Under the landmark anti-pollution law, the Environmental Protection Agency is empowered to require states to apply “the best system of emission reduction” to existing power plants.
In the past, that system usually was interpreted to refer to technology used to reduce emissions pouring from a smokestack, such as a scrubber or a device to capture soot.
In unveiling its much-anticipated carbon-emissions rule, however, the EPA is seeking to define the word more broadly to describe a state’s entire system for producing power and controlling pollution.
By that expanded standard, a state could meet the EPA’s proposed carbon-reduction target not only by installing new technology at plants, but also by switching to cleaner-burning natural gas-fired plants, adding solar or wind power, participating in market-based pollution credit programs or encouraging consumers to use less electricity.
The Obama administration’s proposal, announced last week, seeks to cut carbon emissions nationwide 30 percent by 2030 from their 2005 level.

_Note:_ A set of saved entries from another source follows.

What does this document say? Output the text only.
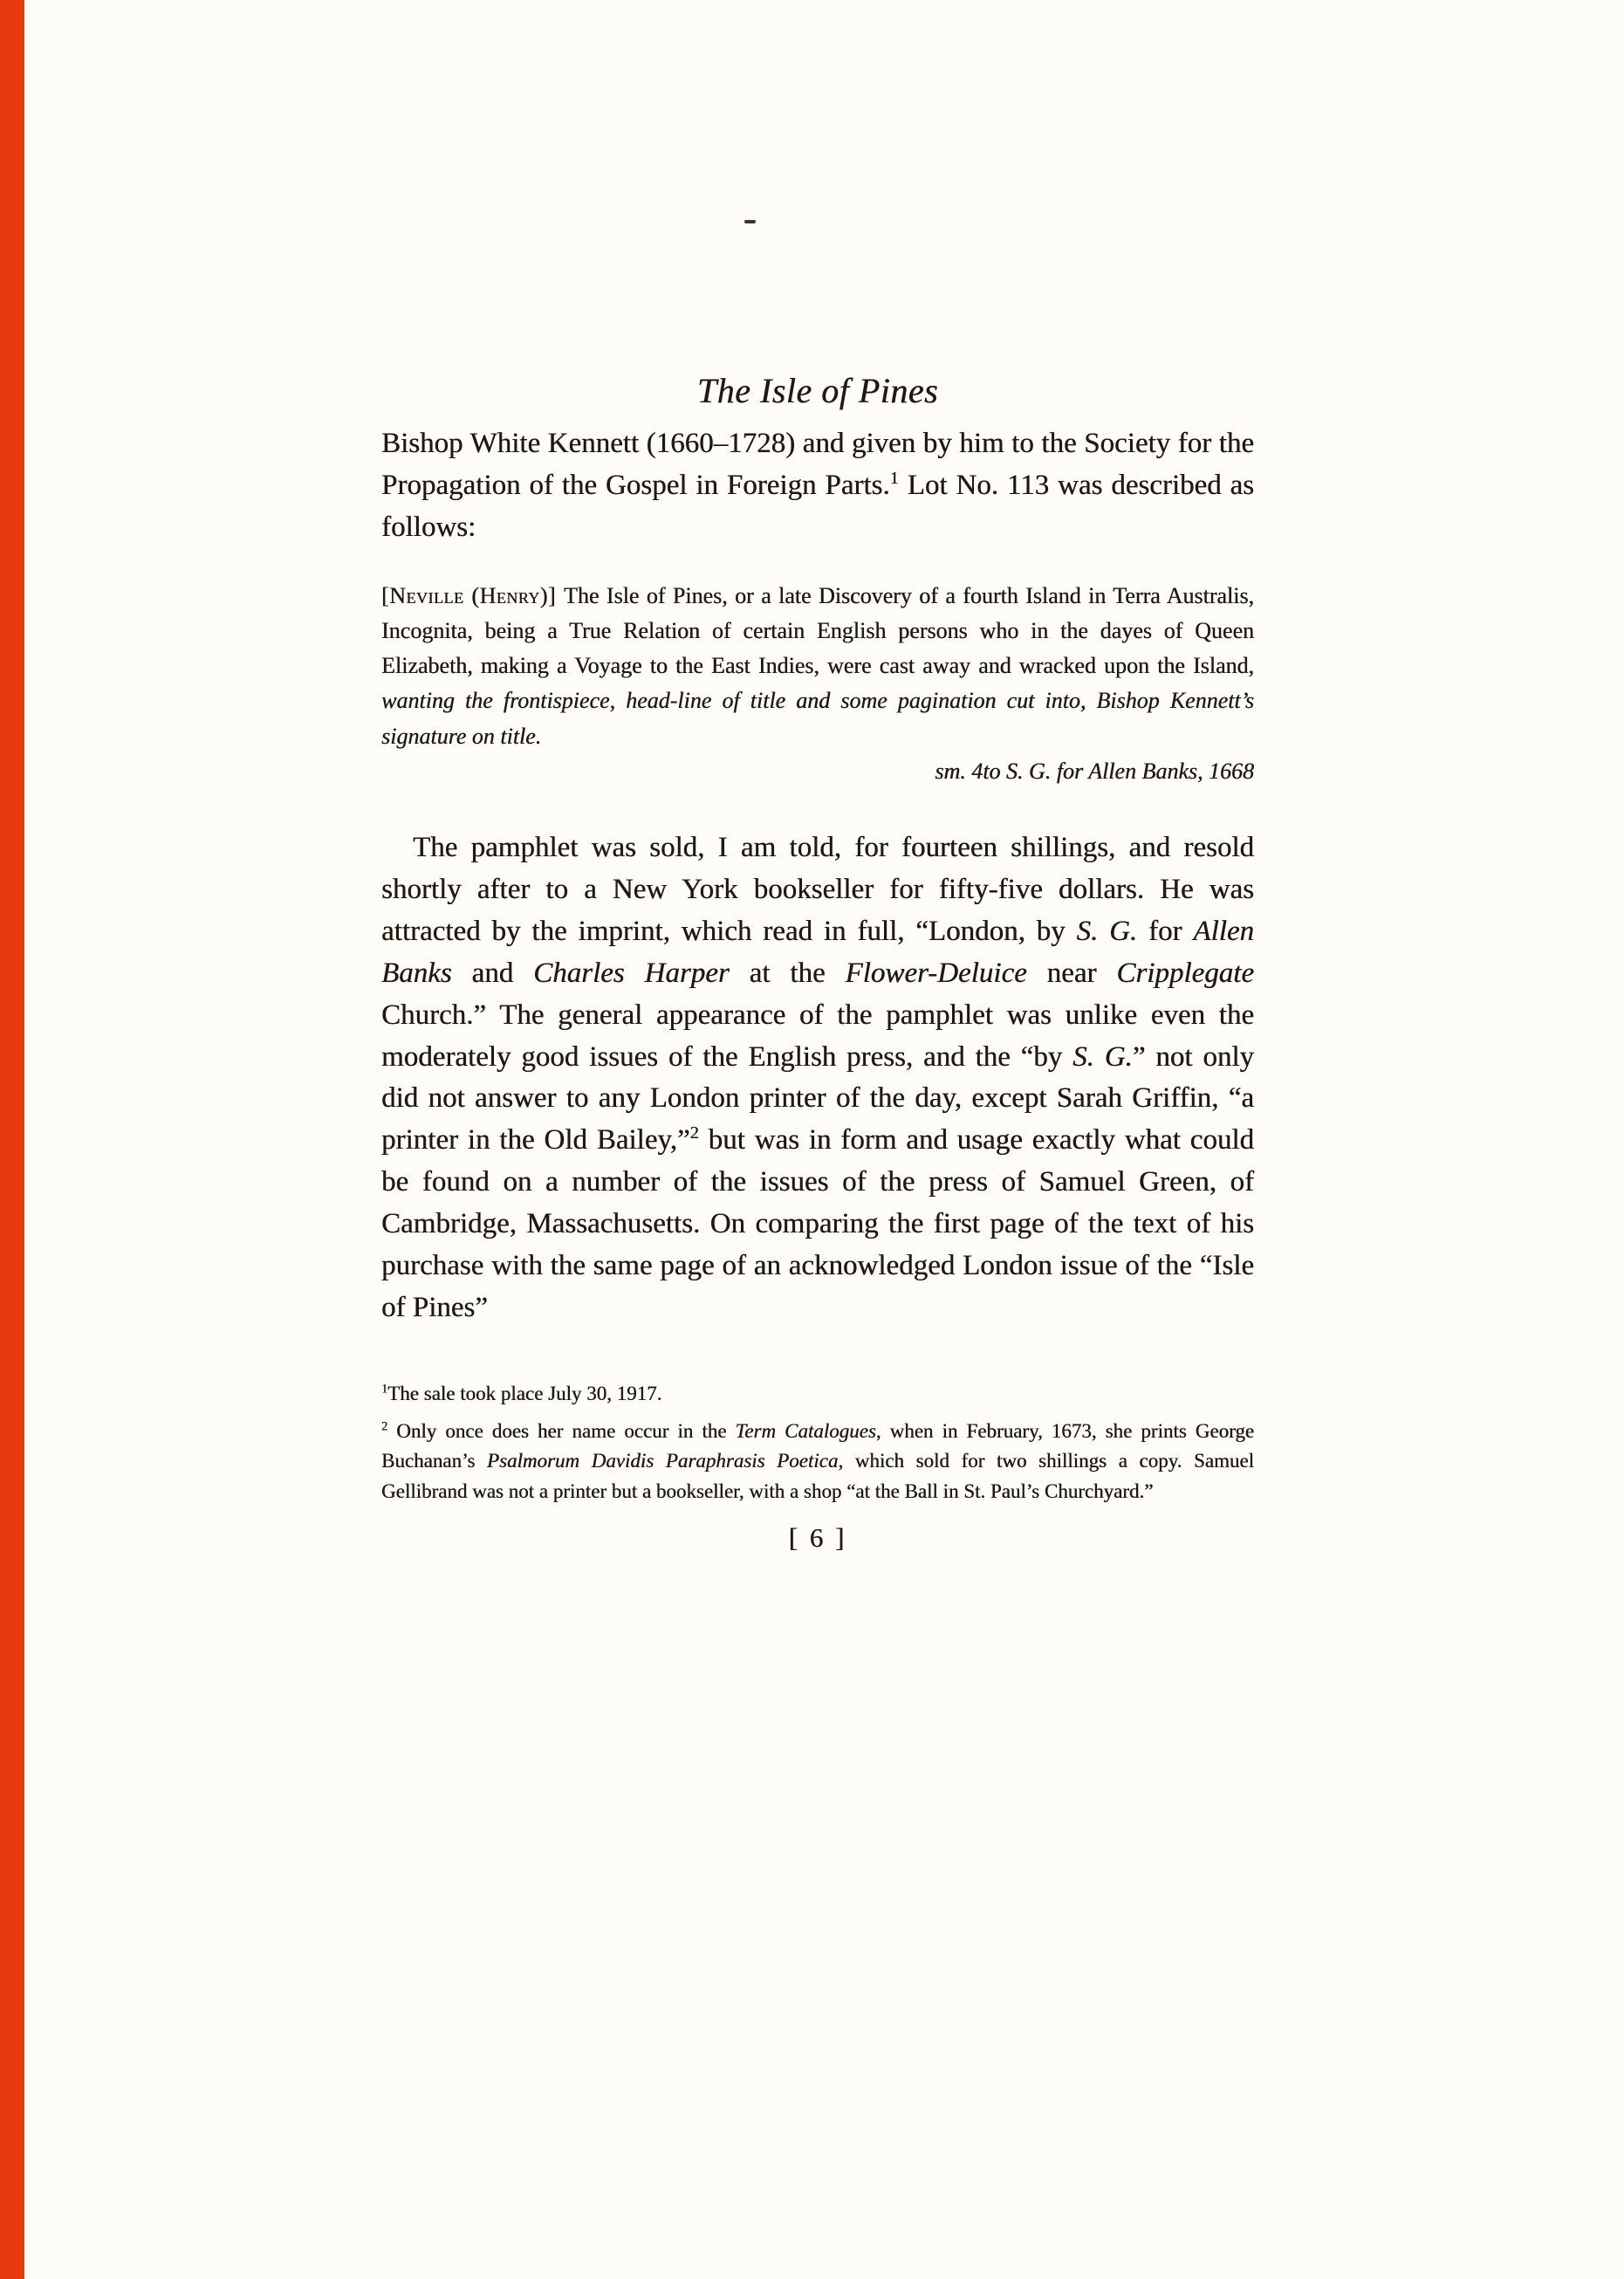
The Isle of Pines

Bishop White Kennett (1660–1728) and given by him to the Society for the Propagation of the Gospel in Foreign Parts.$^1$ Lot No. 113 was described as follows:

[Neville (Henry)] The Isle of Pines, or a late Discovery of a fourth Island in Terra Australis, Incognita, being a True Relation of certain English persons who in the dayes of Queen Elizabeth, making a Voyage to the East Indies, were cast away and wracked upon the Island, wanting the frontispiece, head-line of title and some pagination cut into, Bishop Kennett’s signature on title.

sm. 4to S. G. for Allen Banks, 1668

The pamphlet was sold, I am told, for fourteen shillings, and resold shortly after to a New York bookseller for fifty-five dollars. He was attracted by the imprint, which read in full, “London, by S. G. for Allen Banks and Charles Harper at the Flower-Deluice near Cripplegate Church.” The general appearance of the pamphlet was unlike even the moderately good issues of the English press, and the “by S. G.” not only did not answer to any London printer of the day, except Sarah Griffin, “a printer in the Old Bailey,”$^2$ but was in form and usage exactly what could be found on a number of the issues of the press of Samuel Green, of Cambridge, Massachusetts. On comparing the first page of the text of his purchase with the same page of an acknowledged London issue of the “Isle of Pines”

$^1$The sale took place July 30, 1917.

$^2$ Only once does her name occur in the Term Catalogues, when in February, 1673, she prints George Buchanan’s Psalmorum Davidis Paraphrasis Poetica, which sold for two shillings a copy. Samuel Gellibrand was not a printer but a bookseller, with a shop “at the Ball in St. Paul’s Churchyard.”

[ 6 ]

It would mark one of the nation’s biggest steps to date toward addressing pollution and climate change.
Critics say the EPA’s interpretation is something new, but environmental activists insist the broader definition always was envisioned by Congress.

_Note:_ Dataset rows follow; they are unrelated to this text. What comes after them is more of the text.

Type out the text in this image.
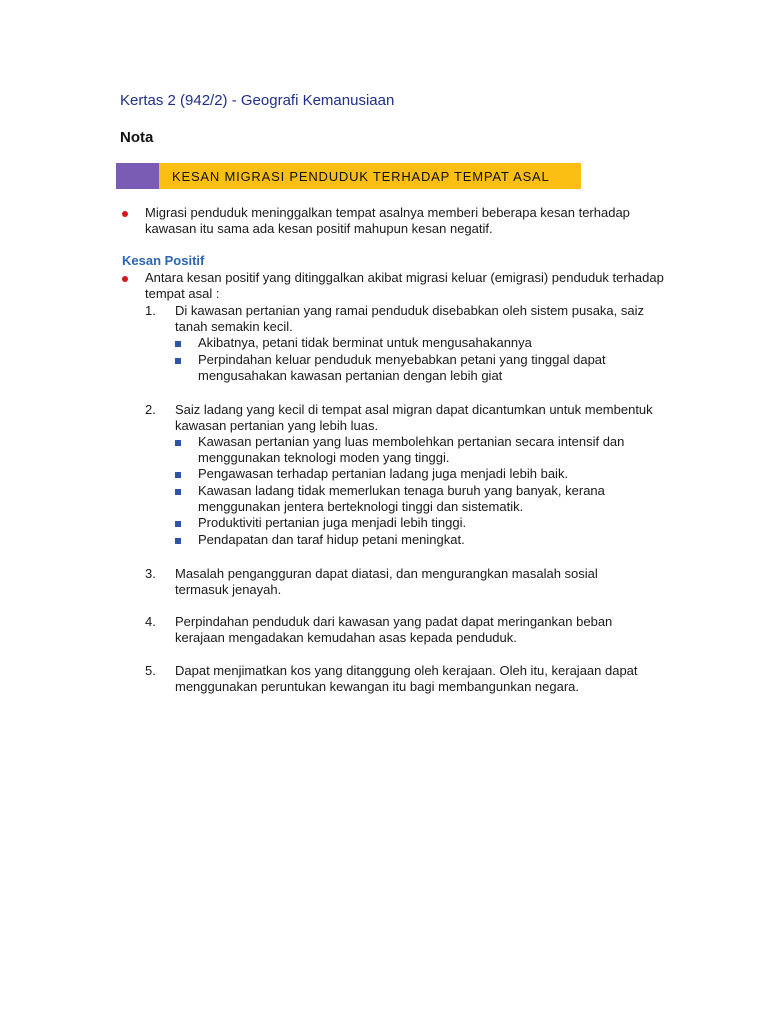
Kertas 2 (942/2) - Geografi Kemanusiaan
Nota
KESAN MIGRASI PENDUDUK TERHADAP TEMPAT ASAL
Migrasi penduduk meninggalkan tempat asalnya memberi beberapa kesan terhadap kawasan itu sama ada kesan positif mahupun kesan negatif.
Kesan Positif
Antara kesan positif yang ditinggalkan akibat migrasi keluar (emigrasi) penduduk terhadap tempat asal :
1. Di kawasan pertanian yang ramai penduduk disebabkan oleh sistem pusaka, saiz tanah semakin kecil.
Akibatnya, petani tidak berminat untuk mengusahakannya
Perpindahan keluar penduduk menyebabkan petani yang tinggal dapat mengusahakan kawasan pertanian dengan lebih giat
2. Saiz ladang yang kecil di tempat asal migran dapat dicantumkan untuk membentuk kawasan pertanian yang lebih luas.
Kawasan pertanian yang luas membolehkan pertanian secara intensif dan menggunakan teknologi moden yang tinggi.
Pengawasan terhadap pertanian ladang juga menjadi lebih baik.
Kawasan ladang tidak memerlukan tenaga buruh yang banyak, kerana menggunakan jentera berteknologi tinggi dan sistematik.
Produktiviti pertanian juga menjadi lebih tinggi.
Pendapatan dan taraf hidup petani meningkat.
3. Masalah pengangguran dapat diatasi, dan mengurangkan masalah sosial termasuk jenayah.
4. Perpindahan penduduk dari kawasan yang padat dapat meringankan beban kerajaan mengadakan kemudahan asas kepada penduduk.
5. Dapat menjimatkan kos yang ditanggung oleh kerajaan. Oleh itu, kerajaan dapat menggunakan peruntukan kewangan itu bagi membangunkan negara.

“That will be the key issue in the court cases: What does the word ‘system’ mean?” said Thomas Lorenzen, a Washington lawyer who led the Justice Department’s defense of environmental laws for the past decade.
“Does it include natural gas, wind, solar, nuclear and coal, or is it just what you can do at that plant? There is no easy answer here, and we won’t know for sure until the courts tell us,” he said.
Janet McCabe, the EPA official who led the drafting of the proposed new rule, said this use of the law “gives us room to be creative, innovative and flexible.” Giving states the power to devise individualized programs for meeting the standards is a key selling point of the plan.
EPA supporters noted that the agency had little choice in widening its sights beyond plant-based remedies because significant national emission reductions would be almost impossible – and highly expensive – if relying strictly on plant upgrades or new technology.
But industry lawyers accused Obama’s regulators of stretching an obscure clause of the Clean Air Act, Section 111(d), beyond its breaking point in an effort to broaden the agency’s authority.
“The fundamental issue is whether EPA can require emission reductions that are separate and apart from power plants,” said Jeffrey Holmstead, a Washington lawyer who held a top EPA post in the Bush administration. “For 44 years, EPA has looked at the emissions rate at the facility. Now they say they can require all sorts of other things.”
The EPA says it hopes to adopt a final rule by next summer. Then the court challenges will begin.
In recent years, the energy industry and Republican-led states sued to block Obama administration environmental regulations, usually arguing the rules go beyond what the law allows.
But three important high court opinions give environmental advocates reason to be optimistic.
In 2007, the Supreme Court ruled 5-4 that the Clear Air Act gives the EPA power to limit not only noxious air pollutants, like smog and soot, but also climate-changing greenhouse gases that endanger public health.
The Bush administration’s EPA argued that it did not have the authority. But liberal justices, joined by frequent swing vote Justice Anthony M. Kennedy, agreed with lawyers for 12 states, including California and Illinois, who pushed for stronger regulatory powers.
That ruling set the stage for the Obama administration later to adopt new emissions standards for motor vehicles in 2010.
Three years ago, the high court encouraged the EPA to go even further when it opened the door for the agency to regulate greenhouses gases from “existing stationary sources,” such as power plants and factories. That decision became the basis for the proposed new regulations.
And in April, the high court upheld the EPA’s rule to limit “cross state air pollution,” despite fierce objections from industry groups and Republican-led states. The decision cleared the way for rules to address pollution that drifts from one state’s power plants into those downwind.
The EPA’s winning streak may end this month when the court decides a separate case involving the agency’s permitting process designed to curb carbon emissions for new power plants. Some justices questioned whether parts of the rule clashed with provisions of the law. But even if the EPA loses, agency lawyers are confident that the ruling will be narrow and won’t affect the new rules.
Justices are hard to predict in regulatory cases. On the one hand, they often defer to government agencies charged with enforcing the law. But they don’t hesitate to strike down regulations they believe go beyond the clear words of the law.
“I think EPA will be in a strong position in court,” said Sean Donahue, a lawyer who represents the Environmental Defense Fund. “The statutory text is very broad. The states have pushed for flexibility, and that favors a systems-based approach.”
The legal fight will go first to the U.S. Court of Appeals for the District of Columbia. There, Obama’s team may have an advantage.
In the last year, four new Obama appointees have joined the court, tilting the majority in favor of Democrats over Republicans for the first time since the 1980s.
But everyone expects the nation’s highest court to settle the matter. “This will almost certainly go the Supreme Court and be resolved in the next administration,” Holmstead said.